While other candidates presumably pitched the program on boilerplate drivel such as actual coaching experience, the information technology specialist focused on his personal strengths, which include “chucking the pigskin” deep in Madden and recruiting blue-chip talent in NCAA College Football.
McComas sent a personal email to UND athletic director Brian Faison detailing his extensive, virtual coaching experience. Here are a few excerpts from Coach McComas’ de facto cover letter (per Schlossman):
In the past 30 years I’ve only missed a handful of Marshall’s home games...All the while I played various football games including Madden on Sega Genesis where I completely dominated with the Bills and Thurman Thomas.
[...]
I then moved on to a PlayStation gaming system and purchased NCAA Football every year and put together several programs that completely dominated the recruiting scene and college football...I took [Marshall University] from a decent Mid-American Conference School on the game to a perennial national power house that makes Nick Saban look like a chump.
[...]
My football philosophy is basically an attacking one. We’re going to give AIR RAID a whole new definition. Theoretically how many times do you think a team can pass in a game? Challenge accepted. We’re going 5 wide, chucking the pigskin all over the place. Never punt. Onside every time. Chip Kelly will be calling me to learn my offense...go ahead and blow the roof off [Alerus Center] and add about 35,000 seats to that place.

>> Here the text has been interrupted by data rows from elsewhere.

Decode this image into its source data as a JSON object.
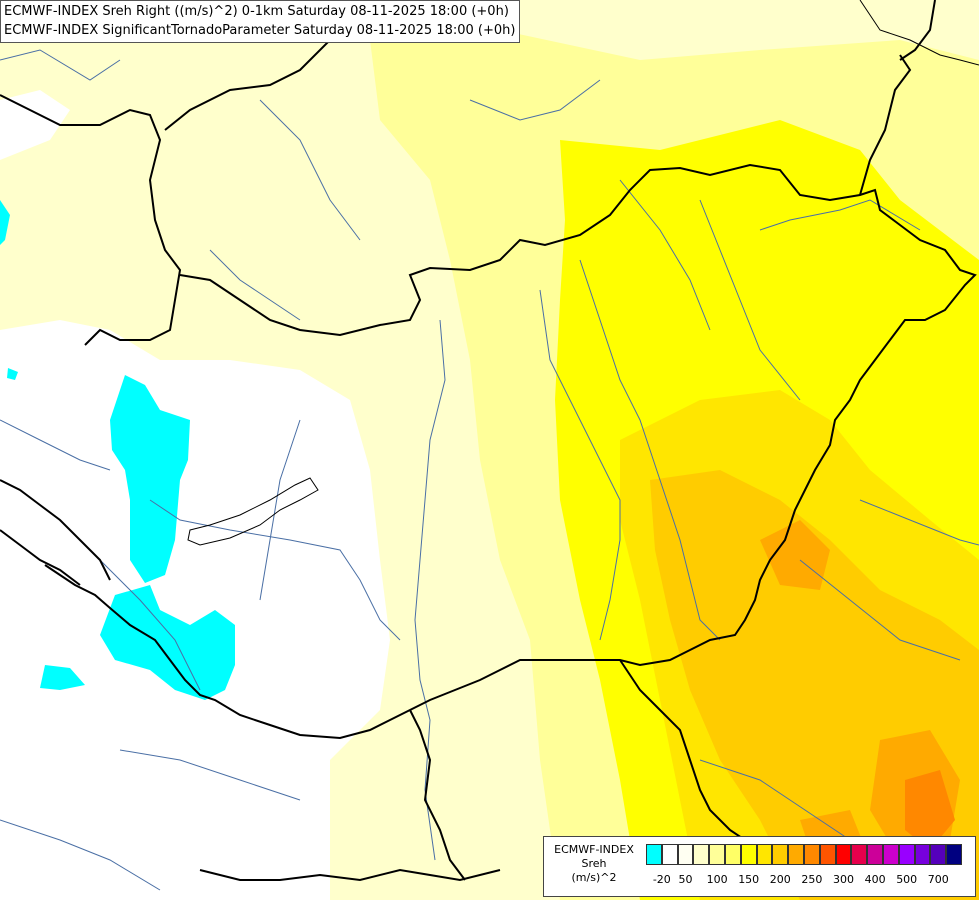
{
  "title": {
    "line1": "ECMWF-INDEX Sreh Right ((m/s)^2) 0-1km Saturday 08-11-2025 18:00 (+0h)",
    "line2": "ECMWF-INDEX SignificantTornadoParameter Saturday 08-11-2025 18:00 (+0h)"
  },
  "legend": {
    "line1": "ECMWF-INDEX",
    "line2": "Sreh",
    "line3": "(m/s)^2",
    "colors": [
      "#00ffff",
      "#ffffff",
      "#fffff2",
      "#ffffcc",
      "#ffff99",
      "#ffff66",
      "#ffff00",
      "#ffe600",
      "#ffcc00",
      "#ffaa00",
      "#ff8800",
      "#ff5500",
      "#ff0000",
      "#e6004c",
      "#cc0099",
      "#cc00cc",
      "#9900ff",
      "#7700dd",
      "#5500bb",
      "#000080"
    ],
    "ticks": [
      "-20",
      "50",
      "100",
      "150",
      "200",
      "250",
      "300",
      "400",
      "500",
      "700"
    ]
  },
  "colors": {
    "low_cyan": "#00ffff",
    "pale_yellow": "#ffffcc",
    "yellow": "#ffff00",
    "orange": "#ffcc00",
    "dark_orange": "#ff9900",
    "border": "#000000",
    "river": "#4a6fa5"
  }
}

McComas also attached a nine-part slideshow presentation to the email, laying out his extensive plan for the program.
His plan is simple. Win everything, recruit great players and win some more.

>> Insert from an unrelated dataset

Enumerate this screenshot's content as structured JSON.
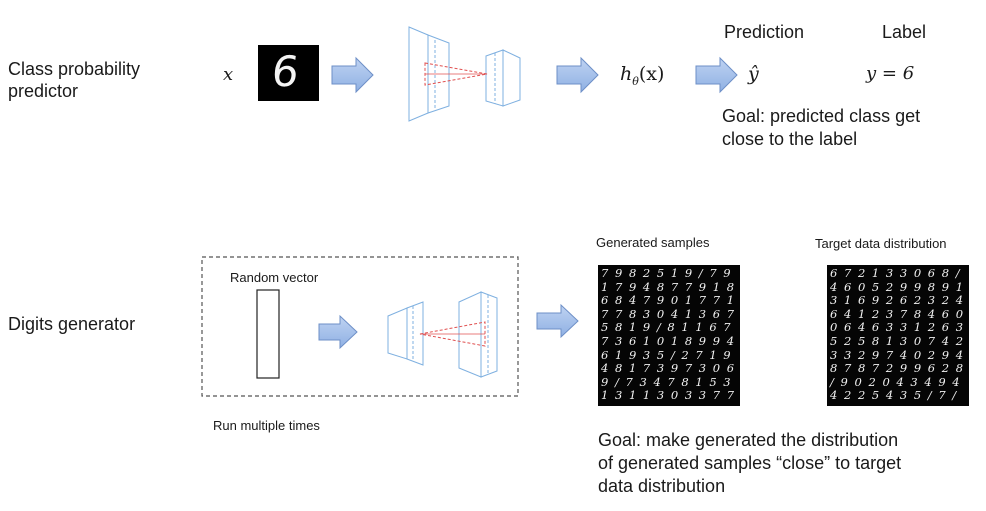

He does not punt. Punting is for communists and false prophets. Also, all of his players would graduate—if they weren’t all leaving early for the NFL, that is.
You can view the whole slideshow here, but this is pretty much all you need to know, sports fans: McComas' offense will darken the skies over college football, and hopefully North Dakota fans will hear the drone of newly installed air raid sirens come next fall.
Your move, Saban.
Chuck the Pigskin or Die Trying: The Christopher McComas Story.